Variant of dpmix.cluster() that augments the cluster kernel with a generalized Pareto tail. This is the clustering analogue of the spliced bulk-tail workflow used by dpmgpd().

Usage

dpmgpd.cluster(
  formula,
  data,
  type = c("weights", "param", "both"),
  default = "weights",
  mcmc = list(),
  ...
)

Arguments

formula

Model formula.

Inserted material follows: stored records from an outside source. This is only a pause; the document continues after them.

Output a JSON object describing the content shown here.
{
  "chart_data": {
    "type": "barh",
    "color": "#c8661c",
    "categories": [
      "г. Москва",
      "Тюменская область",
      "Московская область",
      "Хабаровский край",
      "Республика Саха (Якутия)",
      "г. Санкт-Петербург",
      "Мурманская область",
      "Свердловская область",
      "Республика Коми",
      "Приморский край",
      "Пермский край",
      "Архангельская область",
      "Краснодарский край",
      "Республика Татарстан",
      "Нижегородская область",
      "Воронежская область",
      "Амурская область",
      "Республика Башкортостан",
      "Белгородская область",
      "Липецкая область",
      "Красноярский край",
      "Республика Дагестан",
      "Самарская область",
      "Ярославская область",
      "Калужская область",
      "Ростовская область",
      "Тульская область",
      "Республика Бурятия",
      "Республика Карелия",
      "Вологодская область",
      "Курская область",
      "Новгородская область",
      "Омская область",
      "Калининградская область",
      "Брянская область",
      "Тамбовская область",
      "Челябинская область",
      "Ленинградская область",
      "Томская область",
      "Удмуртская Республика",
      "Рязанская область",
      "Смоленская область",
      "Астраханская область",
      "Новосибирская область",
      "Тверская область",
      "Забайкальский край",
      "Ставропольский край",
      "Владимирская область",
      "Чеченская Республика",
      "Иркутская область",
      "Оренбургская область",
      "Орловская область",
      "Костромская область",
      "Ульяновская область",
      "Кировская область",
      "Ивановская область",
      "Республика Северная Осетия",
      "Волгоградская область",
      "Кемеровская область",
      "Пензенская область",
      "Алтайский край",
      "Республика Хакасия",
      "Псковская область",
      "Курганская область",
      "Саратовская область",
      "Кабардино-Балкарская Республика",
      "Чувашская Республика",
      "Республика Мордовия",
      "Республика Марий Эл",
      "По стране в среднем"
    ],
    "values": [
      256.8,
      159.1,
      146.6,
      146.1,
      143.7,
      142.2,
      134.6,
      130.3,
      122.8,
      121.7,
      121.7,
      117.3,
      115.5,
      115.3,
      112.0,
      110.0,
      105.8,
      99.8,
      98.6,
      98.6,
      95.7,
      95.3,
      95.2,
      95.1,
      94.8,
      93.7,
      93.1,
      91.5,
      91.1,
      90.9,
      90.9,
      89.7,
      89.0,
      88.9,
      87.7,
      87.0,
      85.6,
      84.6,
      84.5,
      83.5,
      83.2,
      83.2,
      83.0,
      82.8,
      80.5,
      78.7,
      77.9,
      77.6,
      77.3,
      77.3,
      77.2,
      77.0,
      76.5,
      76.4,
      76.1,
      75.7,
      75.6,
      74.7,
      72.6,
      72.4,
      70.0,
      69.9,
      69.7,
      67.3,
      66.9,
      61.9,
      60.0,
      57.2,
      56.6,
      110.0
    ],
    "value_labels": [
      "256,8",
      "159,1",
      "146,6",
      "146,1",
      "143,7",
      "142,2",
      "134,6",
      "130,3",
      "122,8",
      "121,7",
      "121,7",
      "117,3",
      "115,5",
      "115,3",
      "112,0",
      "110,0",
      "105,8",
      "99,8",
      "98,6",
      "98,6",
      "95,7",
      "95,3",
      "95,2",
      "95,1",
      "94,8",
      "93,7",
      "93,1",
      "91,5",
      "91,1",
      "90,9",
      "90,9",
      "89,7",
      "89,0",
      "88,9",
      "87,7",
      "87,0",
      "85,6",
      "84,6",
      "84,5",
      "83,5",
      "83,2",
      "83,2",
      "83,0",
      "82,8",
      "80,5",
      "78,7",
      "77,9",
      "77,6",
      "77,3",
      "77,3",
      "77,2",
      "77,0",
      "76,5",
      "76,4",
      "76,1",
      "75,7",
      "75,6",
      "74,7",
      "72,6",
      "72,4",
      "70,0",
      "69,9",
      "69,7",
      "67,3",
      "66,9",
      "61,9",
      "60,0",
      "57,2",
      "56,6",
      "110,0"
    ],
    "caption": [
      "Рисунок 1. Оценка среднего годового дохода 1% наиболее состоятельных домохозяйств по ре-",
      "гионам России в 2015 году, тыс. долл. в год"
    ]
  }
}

The response must be present in data.

data

Data frame containing the response and optional predictors.

type

Clustering mode:

  • "weights": links mixture weights to predictors

  • "param": links kernel parameters to predictors

  • "both": links both weights and kernel parameters to predictors

default

Default mode used when type is omitted.

mcmc

MCMC control list passed into the cluster bundle.

...

Additional arguments passed to build_cluster_bundle(), including kernel settings, prior overrides, component counts, and monitoring controls.

Value

Object of class dpmixgpd_cluster_fit.

Details

For observations above a component-specific threshold, the component density is spliced as $$ f(y) = (1 - F_{bulk}(u)) g_{GPD}(y \mid u, \sigma_u, \xi_u), \qquad y \ge u, $$ so cluster assignment can be informed by both central behavior and tail behavior.

This interface is preferable when cluster separation is driven by upper-tail differences rather than bulk-only shape or location differences.